Getting to Palmerston is genuinely half the adventure. This tiny atoll sits roughly 450 kilometres northwest of Rarotonga, has a population of around 60 people — nearly all descendants of one English settler — and receives perhaps a handful of visiting yachts each year. There are no dive operators, no liveaboard services, no day boats running scheduled trips.
If you're diving here, you've arrived on your own vessel or hitched a passage on a cruising yacht, and you've sorted your own kit and air fills well in advance.
What greets you underwater makes the effort worthwhile. The outer reef walls drop sharply from two or three metres down to beyond 30, with visibility frequently exceeding 40 metres in settled conditions. The reef itself is in genuinely good shape — minimal bleaching compared to more trafficked atolls, partly because human pressure is so low, partly because the surrounding ocean is deep and relatively cool.

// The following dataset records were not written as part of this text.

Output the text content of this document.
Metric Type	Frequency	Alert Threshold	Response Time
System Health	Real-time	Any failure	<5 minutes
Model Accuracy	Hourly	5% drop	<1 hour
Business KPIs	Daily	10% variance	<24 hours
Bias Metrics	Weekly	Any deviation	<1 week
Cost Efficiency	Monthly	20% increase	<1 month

Currents can be strong and unpredictable on the windward side, so you read the water carefully before committing to any drift section.
The marine life reflects the isolation. Grey reef sharks patrol the drop-offs in numbers that feel refreshingly honest. You'll see large schools of trevally, Napoleon wrasse, and a density of reef fish that reminds you what undisturbed systems look like. Manta rays pass through seasonally, and the atoll's passes funnel nutrients that keep everything looking well-fed and healthy.
Entry is through one narrow pass, and landing arrangements require permission from the island council — yachties will know to radio ahead and respect local protocols around fishing grounds and anchoring.
Best attempted between April and October in settled southeast trades; open-water certification minimum, but strong buoyancy control and experience reading surge are essential.